Тем не менее, сегодня Лоренцо принял единственного племянника Папы, семнадцатилетнего кардинала Риарио, как почетного гостя. После мессы в главном соборе Лоренцо собирался сопроводить молодого кардинала на пир, устроенный во дворце Медичи, а затем продемонстрировать ему собранную Медичи знаменитую коллекцию произведений искусства. А пока он стоял рядом с Сальвиати и Риарио и время от времени кивал в ответ на их редкие, произнесенные шепотом фразы.
«Улыбаются, а сами затачивают мечи», — подумал Барончелли.
Неброско одетый в простую тунику из серо-голубого шелка, Лоренцо и не подозревал, что через два ряда за его спиной стоят двое священников, облаченных в черные сутаны. Один из них был домашний учитель семейства Пацци, юноша, которого Барончелли знал только по имени — Стефано; рядом с ним стоял мужчина постарше, Антонио да Вольтерра. Барончелли успел перехватить взгляд Вольтерры, когда эти двое только входили в церковь, и тут же отвел глаза; во взоре священника кипела та же ярость, которую Барончелли подметил у кающегося грешника. Вольтерра, присутствовавший на всех тайных встречах, тоже горячо обличал любовь Медичи «ко всему языческому», говоря, что семейство «погубило город» своим растленным искусством.

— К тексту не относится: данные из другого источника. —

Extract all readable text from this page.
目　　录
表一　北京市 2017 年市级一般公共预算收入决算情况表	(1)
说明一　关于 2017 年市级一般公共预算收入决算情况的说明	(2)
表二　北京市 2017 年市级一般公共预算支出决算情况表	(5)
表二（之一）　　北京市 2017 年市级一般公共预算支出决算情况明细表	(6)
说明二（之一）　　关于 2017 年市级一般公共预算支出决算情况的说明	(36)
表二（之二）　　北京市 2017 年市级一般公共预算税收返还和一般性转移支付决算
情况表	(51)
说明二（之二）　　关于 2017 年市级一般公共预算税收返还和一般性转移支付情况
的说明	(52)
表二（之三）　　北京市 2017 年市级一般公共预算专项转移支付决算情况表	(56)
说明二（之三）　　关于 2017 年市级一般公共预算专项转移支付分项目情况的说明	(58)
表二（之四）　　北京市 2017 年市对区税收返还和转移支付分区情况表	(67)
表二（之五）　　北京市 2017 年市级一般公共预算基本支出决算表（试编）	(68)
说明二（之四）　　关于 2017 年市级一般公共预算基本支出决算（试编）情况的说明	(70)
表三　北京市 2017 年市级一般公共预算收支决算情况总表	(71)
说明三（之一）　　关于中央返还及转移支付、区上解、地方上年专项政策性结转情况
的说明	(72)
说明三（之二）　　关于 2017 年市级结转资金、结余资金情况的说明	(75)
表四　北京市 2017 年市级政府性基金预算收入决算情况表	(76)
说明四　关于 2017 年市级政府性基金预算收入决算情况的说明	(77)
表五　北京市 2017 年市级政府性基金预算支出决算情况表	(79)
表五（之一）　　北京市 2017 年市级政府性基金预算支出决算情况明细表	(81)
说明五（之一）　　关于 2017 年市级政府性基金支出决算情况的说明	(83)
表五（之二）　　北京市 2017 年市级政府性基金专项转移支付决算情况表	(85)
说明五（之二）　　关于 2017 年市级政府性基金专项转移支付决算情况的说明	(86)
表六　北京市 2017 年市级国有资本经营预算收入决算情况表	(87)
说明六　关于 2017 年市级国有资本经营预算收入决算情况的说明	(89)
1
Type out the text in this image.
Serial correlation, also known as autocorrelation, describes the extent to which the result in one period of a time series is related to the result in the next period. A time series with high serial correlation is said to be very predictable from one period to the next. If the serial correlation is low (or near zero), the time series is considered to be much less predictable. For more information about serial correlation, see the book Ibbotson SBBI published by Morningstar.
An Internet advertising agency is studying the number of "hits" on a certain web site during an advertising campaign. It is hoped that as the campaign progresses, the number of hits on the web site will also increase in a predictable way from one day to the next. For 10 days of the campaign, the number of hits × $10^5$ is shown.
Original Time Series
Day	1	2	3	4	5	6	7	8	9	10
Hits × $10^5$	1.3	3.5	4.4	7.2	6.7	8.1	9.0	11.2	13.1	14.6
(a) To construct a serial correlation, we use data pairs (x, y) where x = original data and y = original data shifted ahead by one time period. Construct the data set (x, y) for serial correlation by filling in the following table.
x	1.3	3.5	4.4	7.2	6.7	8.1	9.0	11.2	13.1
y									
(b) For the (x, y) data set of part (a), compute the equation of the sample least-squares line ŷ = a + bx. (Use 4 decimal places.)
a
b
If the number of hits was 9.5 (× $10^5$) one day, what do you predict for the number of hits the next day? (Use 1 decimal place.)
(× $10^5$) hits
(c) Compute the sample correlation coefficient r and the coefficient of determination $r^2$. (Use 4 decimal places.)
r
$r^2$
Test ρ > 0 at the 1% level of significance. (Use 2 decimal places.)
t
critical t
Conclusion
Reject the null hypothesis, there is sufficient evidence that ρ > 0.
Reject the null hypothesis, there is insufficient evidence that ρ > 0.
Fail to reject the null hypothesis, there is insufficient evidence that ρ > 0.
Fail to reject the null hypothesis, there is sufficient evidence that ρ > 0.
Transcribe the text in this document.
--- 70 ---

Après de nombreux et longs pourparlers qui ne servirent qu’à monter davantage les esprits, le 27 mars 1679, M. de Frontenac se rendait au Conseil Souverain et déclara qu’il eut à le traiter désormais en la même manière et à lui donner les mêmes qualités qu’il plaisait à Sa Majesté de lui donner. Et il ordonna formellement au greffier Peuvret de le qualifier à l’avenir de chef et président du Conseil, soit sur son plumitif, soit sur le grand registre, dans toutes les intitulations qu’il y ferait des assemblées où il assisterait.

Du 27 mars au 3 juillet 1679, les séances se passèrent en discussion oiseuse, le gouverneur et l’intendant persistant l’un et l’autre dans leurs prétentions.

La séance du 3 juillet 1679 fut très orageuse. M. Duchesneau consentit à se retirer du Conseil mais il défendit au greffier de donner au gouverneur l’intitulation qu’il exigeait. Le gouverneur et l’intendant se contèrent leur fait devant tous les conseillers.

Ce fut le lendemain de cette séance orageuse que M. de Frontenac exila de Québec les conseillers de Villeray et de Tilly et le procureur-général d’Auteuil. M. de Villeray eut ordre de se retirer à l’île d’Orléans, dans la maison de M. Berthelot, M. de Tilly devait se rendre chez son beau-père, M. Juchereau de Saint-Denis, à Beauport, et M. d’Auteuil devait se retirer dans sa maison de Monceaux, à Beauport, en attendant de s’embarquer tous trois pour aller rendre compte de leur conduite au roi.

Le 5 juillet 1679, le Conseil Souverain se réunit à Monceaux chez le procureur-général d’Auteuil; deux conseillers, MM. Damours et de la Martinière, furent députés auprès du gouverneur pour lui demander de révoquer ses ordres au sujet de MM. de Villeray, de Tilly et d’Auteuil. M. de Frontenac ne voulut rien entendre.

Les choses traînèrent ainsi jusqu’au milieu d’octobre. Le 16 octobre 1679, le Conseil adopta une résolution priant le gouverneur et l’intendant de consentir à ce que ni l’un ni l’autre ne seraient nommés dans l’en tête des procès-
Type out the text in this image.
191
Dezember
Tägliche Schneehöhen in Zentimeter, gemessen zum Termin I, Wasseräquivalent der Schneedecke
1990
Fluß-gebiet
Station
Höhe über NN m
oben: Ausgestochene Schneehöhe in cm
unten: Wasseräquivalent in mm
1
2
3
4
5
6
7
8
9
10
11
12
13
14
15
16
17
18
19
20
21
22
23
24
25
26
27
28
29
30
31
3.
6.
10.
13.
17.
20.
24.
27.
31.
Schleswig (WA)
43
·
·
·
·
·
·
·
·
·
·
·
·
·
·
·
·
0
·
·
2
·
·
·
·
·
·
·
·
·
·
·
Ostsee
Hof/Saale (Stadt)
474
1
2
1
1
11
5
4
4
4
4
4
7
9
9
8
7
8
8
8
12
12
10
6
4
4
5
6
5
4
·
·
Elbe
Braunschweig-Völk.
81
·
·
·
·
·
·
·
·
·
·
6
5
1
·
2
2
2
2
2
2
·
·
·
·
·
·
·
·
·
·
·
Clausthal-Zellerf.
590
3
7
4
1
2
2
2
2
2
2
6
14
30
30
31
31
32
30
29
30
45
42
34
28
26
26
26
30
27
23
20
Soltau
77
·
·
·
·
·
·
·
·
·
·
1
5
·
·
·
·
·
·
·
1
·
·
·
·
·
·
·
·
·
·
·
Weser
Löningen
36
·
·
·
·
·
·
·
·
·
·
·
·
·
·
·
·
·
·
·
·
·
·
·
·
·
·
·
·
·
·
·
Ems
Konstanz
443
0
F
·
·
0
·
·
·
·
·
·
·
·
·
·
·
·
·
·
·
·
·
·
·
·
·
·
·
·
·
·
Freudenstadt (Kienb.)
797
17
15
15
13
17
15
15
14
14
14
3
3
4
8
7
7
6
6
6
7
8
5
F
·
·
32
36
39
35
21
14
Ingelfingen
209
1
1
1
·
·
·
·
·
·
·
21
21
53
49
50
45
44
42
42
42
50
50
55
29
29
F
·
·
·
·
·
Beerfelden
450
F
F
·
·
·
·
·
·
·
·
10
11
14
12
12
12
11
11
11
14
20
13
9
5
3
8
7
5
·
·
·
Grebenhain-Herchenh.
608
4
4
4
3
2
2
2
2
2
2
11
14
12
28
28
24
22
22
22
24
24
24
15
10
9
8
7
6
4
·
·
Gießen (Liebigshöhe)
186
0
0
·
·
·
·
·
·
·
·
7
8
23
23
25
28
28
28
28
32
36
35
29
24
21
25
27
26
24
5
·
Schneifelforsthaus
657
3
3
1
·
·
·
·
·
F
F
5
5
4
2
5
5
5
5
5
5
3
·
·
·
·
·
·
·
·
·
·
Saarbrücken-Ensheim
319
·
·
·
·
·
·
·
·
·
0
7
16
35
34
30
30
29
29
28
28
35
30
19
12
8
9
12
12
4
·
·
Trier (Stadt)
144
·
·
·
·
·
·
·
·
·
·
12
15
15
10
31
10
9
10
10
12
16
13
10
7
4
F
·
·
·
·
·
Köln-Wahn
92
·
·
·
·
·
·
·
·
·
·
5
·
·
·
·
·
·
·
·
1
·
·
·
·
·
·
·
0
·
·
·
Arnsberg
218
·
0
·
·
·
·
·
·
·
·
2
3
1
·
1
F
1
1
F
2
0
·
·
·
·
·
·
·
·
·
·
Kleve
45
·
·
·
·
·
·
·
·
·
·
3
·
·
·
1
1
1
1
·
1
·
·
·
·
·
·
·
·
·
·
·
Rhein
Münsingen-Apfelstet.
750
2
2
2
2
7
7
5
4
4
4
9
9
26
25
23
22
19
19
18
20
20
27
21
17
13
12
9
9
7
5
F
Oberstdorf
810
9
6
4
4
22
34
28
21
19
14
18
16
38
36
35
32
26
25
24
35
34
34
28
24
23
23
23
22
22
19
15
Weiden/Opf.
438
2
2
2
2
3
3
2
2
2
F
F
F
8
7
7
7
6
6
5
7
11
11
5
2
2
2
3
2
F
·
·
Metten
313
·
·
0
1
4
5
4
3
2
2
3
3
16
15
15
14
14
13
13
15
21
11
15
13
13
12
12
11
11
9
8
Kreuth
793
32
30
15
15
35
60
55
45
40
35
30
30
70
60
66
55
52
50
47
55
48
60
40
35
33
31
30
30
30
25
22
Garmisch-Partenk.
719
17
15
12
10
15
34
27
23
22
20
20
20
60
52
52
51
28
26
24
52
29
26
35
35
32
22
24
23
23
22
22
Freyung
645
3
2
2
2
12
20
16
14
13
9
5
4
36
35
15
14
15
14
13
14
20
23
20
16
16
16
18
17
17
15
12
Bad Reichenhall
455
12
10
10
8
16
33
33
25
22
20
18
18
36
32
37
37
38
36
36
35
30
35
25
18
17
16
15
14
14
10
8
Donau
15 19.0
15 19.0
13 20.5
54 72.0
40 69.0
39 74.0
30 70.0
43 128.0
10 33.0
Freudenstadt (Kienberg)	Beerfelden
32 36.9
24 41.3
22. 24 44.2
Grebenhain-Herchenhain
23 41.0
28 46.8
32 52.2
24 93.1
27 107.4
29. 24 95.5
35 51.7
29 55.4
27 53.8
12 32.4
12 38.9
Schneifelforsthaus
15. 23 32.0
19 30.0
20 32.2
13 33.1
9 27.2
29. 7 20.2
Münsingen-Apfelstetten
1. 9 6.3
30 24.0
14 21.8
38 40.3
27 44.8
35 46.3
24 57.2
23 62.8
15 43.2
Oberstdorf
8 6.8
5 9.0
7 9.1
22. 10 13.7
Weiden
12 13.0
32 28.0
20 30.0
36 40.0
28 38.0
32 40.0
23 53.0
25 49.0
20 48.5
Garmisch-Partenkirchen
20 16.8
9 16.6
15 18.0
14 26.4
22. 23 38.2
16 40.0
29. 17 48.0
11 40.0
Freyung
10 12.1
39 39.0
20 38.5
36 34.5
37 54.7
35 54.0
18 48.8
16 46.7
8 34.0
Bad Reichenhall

Как и остальные заговорщики, Барончелли знал, что ни пиру, ни осмотру коллекции не суждено состояться. Грядущее событие должно было навсегда изменить политическое лицо Флоренции.
За его спиной кающийся грешник начал переминаться с ноги на ногу, а затем со вздохом произнес то, что было понятно только Барончелли. Слова грешника заглушал капюшон, надвинутый на лицо, чтобы скрыть его. Барончелли с самого начала был против участия этого человека в убийстве — с какой стати они должны ему доверять? Чем меньше участников, тем лучше… Но Франческо, как всегда, отмахнулся от его мнения.
— Где Джулиано? — раздался шепот из-под капюшона.
Джулиано де Медичи, младший брат, был настолько же красив, насколько уродлив Лоренцо. Его прозвали любимцем Флоренции — такой он был красавчик; говорили, что вслед ему вздыхали не только женщины, но и мужчины. Заговорщики не могли довольствоваться только одним братом, явившимся в собор. Им нужны были оба — иначе пришлось бы все отменить.
Барончелли бросил взгляд через плечо на скрытое капюшоном лицо сообщника и ничего не сказал. Не нравился ему кающийся грешник; этот тип исподволь вносил во все действо столько праведного религиозного фанатизма, причем такого заразительного, что даже сугубо приземленный Франческо начал верить, что сегодня они совершат дело, угодное Богу.
Но Барончелли-то знал, что Бог здесь ни при чем; это был акт, порожденный ревностью и амбициями.
По другую его руку шипел Франческо де Пацци:
— Что такое? Что он сказал?
Барончелли нагнулся и прошептал в миниатюрное ухо своего благодетеля:
— Где Джулиано?
По лицу Франческо он заметил, как тот пытается подавить страх. Барончелли разделял его опасения. Теперь, когда Лоренцо со своим гостем кардиналом заняли предназначенные им места, вот-вот должна была начаться месса; если Джулиано не появится в ближайшие минуты, весь план рухнет. Слишком высока была ставка, слишком велик риск; слишком большое количество людей вовлечено в заговор, слишком много языков могло развязаться и вызвать толки. Уже сейчас мессер Якопо во главе небольшого отряда из пятидесяти перуджианцев-наемников поджидает, когда прозвучит сигнал церковного колокола. С первым звоном он должен захватить правительственный дворец и поднять народ против Лоренцо.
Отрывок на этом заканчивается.